What to include in your business website’s consent form/page:

  1. The name of your organisation and any third parties who will rely on the consent
  2. Why you want the data
  3. What you will do with the data
  4. Make clear that consent can be withdrawn at any time. It’s a good idea to tell them how to do this.

Examples of opt-in consent methods:

  1. signing a consent statement on a paper form
  2. ticking an opt-in box on paper or electronically
  3. clicking an opt-in button
  4. choosing from equally clear yes/no options
  5. replying in agreement to an email requesting consent
  6. answering yes to a clear spoken consent request
  7. Using a “just in time” opt-in feature, like the one below from the ICO:

Consent for collecting children’s data

The GDPR states that if you collect and process children’s data, you may need consent from the child’s parent or guardian. In the UK, children aged 13 and upwards can provide their own consent (subject to UK Parliamentary approval).

Data Breaches

How will you handle a data breach? Certain types of breach must be reported to the ICO. As the ICO says: “You only have to notify the ICO of a breach where it is likely to result in a risk to the rights and freedoms of individuals.” Equally, under these circumstances, you’ll need to inform the person affected too. Any such notification must be sent within 72 hours.

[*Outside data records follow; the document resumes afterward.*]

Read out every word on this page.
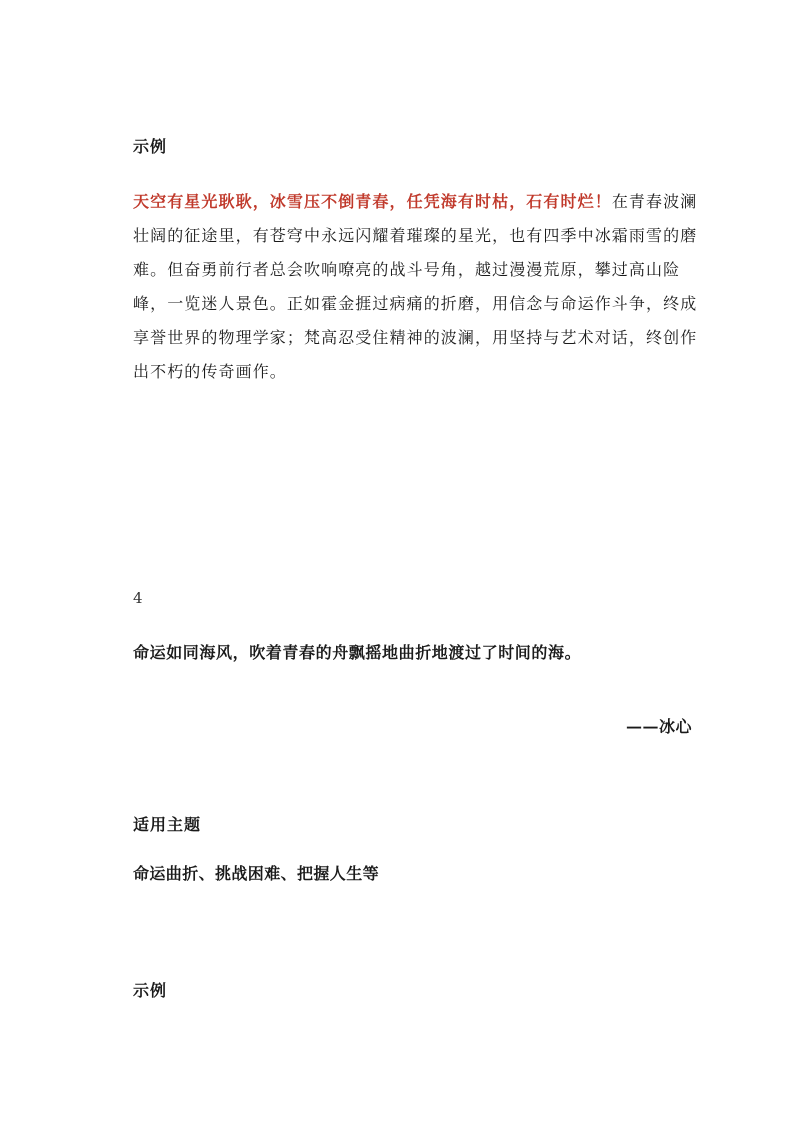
示例

天空有星光耿耿，冰雪压不倒青春，任凭海有时枯，石有时烂！在青春波澜壮阔的征途里，有苍穹中永远闪耀着璀璨的星光，也有四季中冰霜雨雪的磨难。但奋勇前行者总会吹响嘹亮的战斗号角，越过漫漫荒原，攀过高山险峰，一览迷人景色。正如霍金捱过病痛的折磨，用信念与命运作斗争，终成享誉世界的物理学家；梵高忍受住精神的波澜，用坚持与艺术对话，终创作出不朽的传奇画作。

4

命运如同海风，吹着青春的舟飘摇地曲折地渡过了时间的海。

——冰心

适用主题

命运曲折、挑战困难、把握人生等

示例
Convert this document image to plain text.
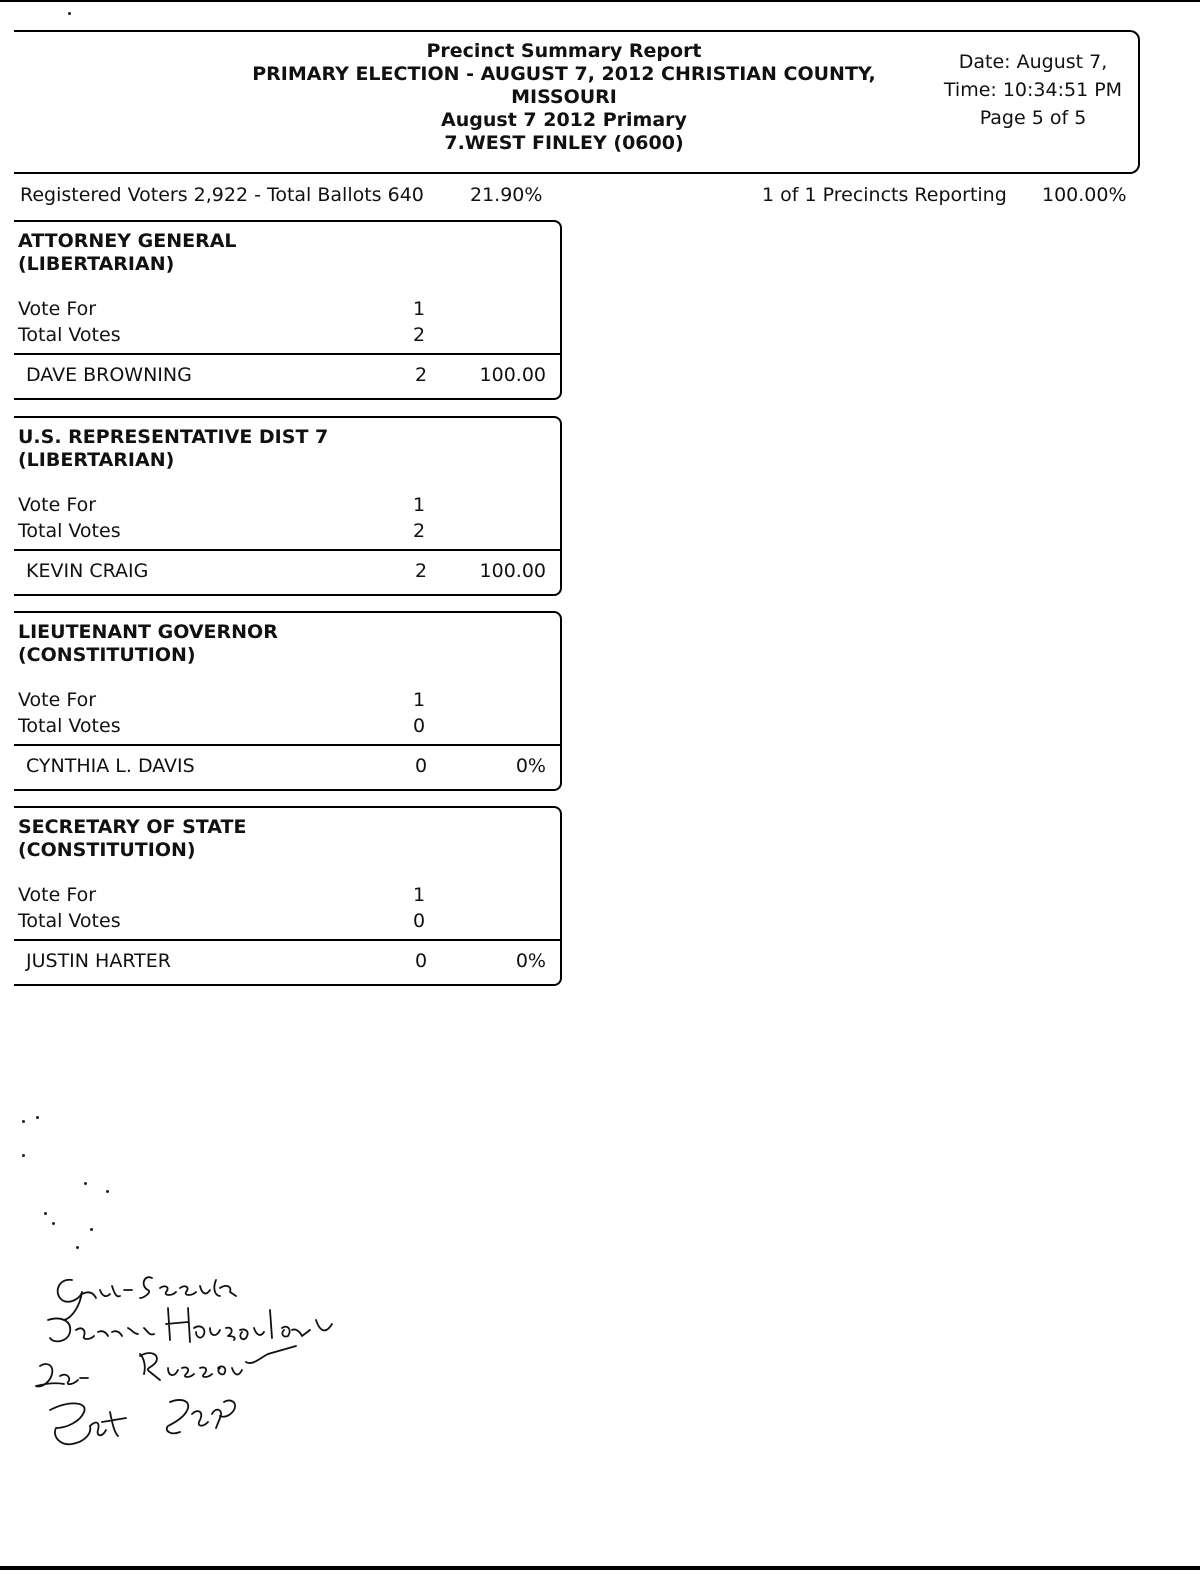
Precinct Summary Report
PRIMARY ELECTION - AUGUST 7, 2012 CHRISTIAN COUNTY,
MISSOURI
August 7 2012 Primary
7.WEST FINLEY (0600)
Date: August 7,
Time: 10:34:51 PM
Page 5 of 5
Registered Voters 2,922 - Total Ballots 640 21.90%	1 of 1 Precincts Reporting 100.00%
ATTORNEY GENERAL
(LIBERTARIAN)
Vote For	1
Total Votes	2
DAVE BROWNING	2	100.00
U.S. REPRESENTATIVE DIST 7
(LIBERTARIAN)
Vote For	1
Total Votes	2
KEVIN CRAIG	2	100.00
LIEUTENANT GOVERNOR
(CONSTITUTION)
Vote For	1
Total Votes	0
CYNTHIA L. DAVIS	0	0%
SECRETARY OF STATE
(CONSTITUTION)
Vote For	1
Total Votes	0
JUSTIN HARTER	0	0%
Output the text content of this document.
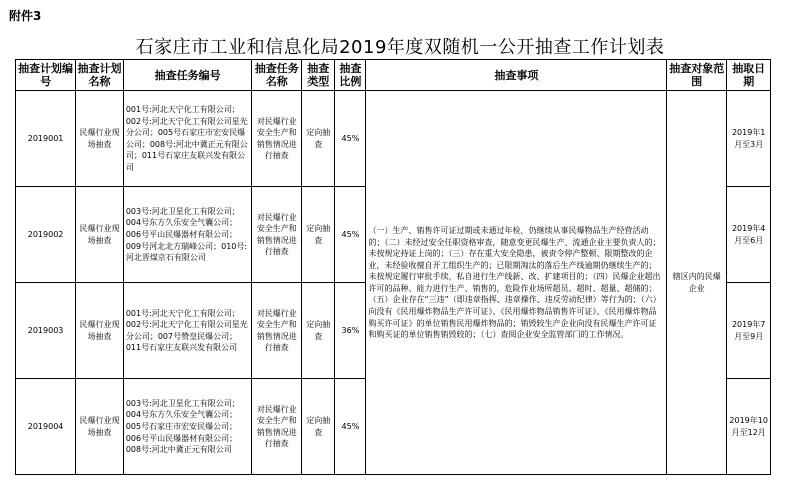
附件3
石家庄市工业和信息化局2019年度双随机一公开抽查工作计划表
抽查计划编号	抽查计划名称	抽查任务编号	抽查任务名称	抽查类型	抽查比例	抽查事项	抽查对象范围	抽取日期
2019001	民爆行业现场抽查	001号:河北天宁化工有限公司；002号:河北天宁化工有限公司星光分公司；005号石家庄市宏安民爆公司；008号:河北中冀正元有限公司；011号石家庄友联兴发有限公司	对民爆行业安全生产和销售情况进行抽查	定向抽查	45%	（一）生产、销售许可证过期或未通过年检，仍继续从事民爆物品生产经营活动的；（二）未经过安全任职资格审查，随意变更民爆生产、流通企业主要负责人的；未按规定持证上岗的；（三）存在重大安全隐患，被责令停产整顿、限期整改的企业，未经验收擅自开工组织生产的；已限期淘汰的落后生产线逾期仍继续生产的；未按规定履行审批手续，私自进行生产线新、改、扩建项目的；（四）民爆企业超出许可的品种、能力进行生产、销售的，危险作业场所超员、超时、超量、超储的；（五）企业存在“三违”（即违章指挥、违章操作、违反劳动纪律）等行为的；（六）向没有《民用爆炸物品生产许可证》、《民用爆炸物品销售许可证》、《民用爆炸物品购买许可证》的单位销售民用爆炸物品的；销毁较生产企业向没有民爆生产许可证和购买证的单位销售销毁较的；（七）查阅企业安全监管部门的工作情况。	辖区内的民爆企业	2019年1月至3月
2019002	民爆行业现场抽查	003号:河北卫星化工有限公司；004号东方久乐安全气囊公司；006号平山民爆器材有限公司；009号河北北方瑞峰公司；010号:河北晋煤京石有限公司	对民爆行业安全生产和销售情况进行抽查	定向抽查	45%			2019年4月至6月
2019003	民爆行业现场抽查	001号:河北天宁化工有限公司；002号:河北天宁化工有限公司星光分公司；007号赞皇民爆公司；011号石家庄友联兴发有限公司	对民爆行业安全生产和销售情况进行抽查	定向抽查	36%			2019年7月至9月
2019004	民爆行业现场抽查	003号:河北卫星化工有限公司；004号东方久乐安全气囊公司；005号石家庄市宏安民爆公司；006号平山民爆器材有限公司；008号:河北中冀正元有限公司	对民爆行业安全生产和销售情况进行抽查	定向抽查	45%			2019年10月至12月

Dealing with contractors and suppliers

Under GDPR, there are “data controllers” and “data processors”. These may both apply to one entity (such as your business), or it may be, for example, that your business is the “data controller” and a third party is the “data processor”. “Data controllers” decide how and when data is used, while “data processors” process the data on behalf of the controller. If you share personal data with a third party, you must ensure that third party is compliant with GDPR data protection standards. This might be done by sending them a form to complete providing assurances that GDPR standards are and will be met fully.

Long live the GDPR?

Like the Holy Roman Empire, the GDPR is going to be around for a very long time. It’s important to put the work in now so you are compliant, and so you can focus on your core business.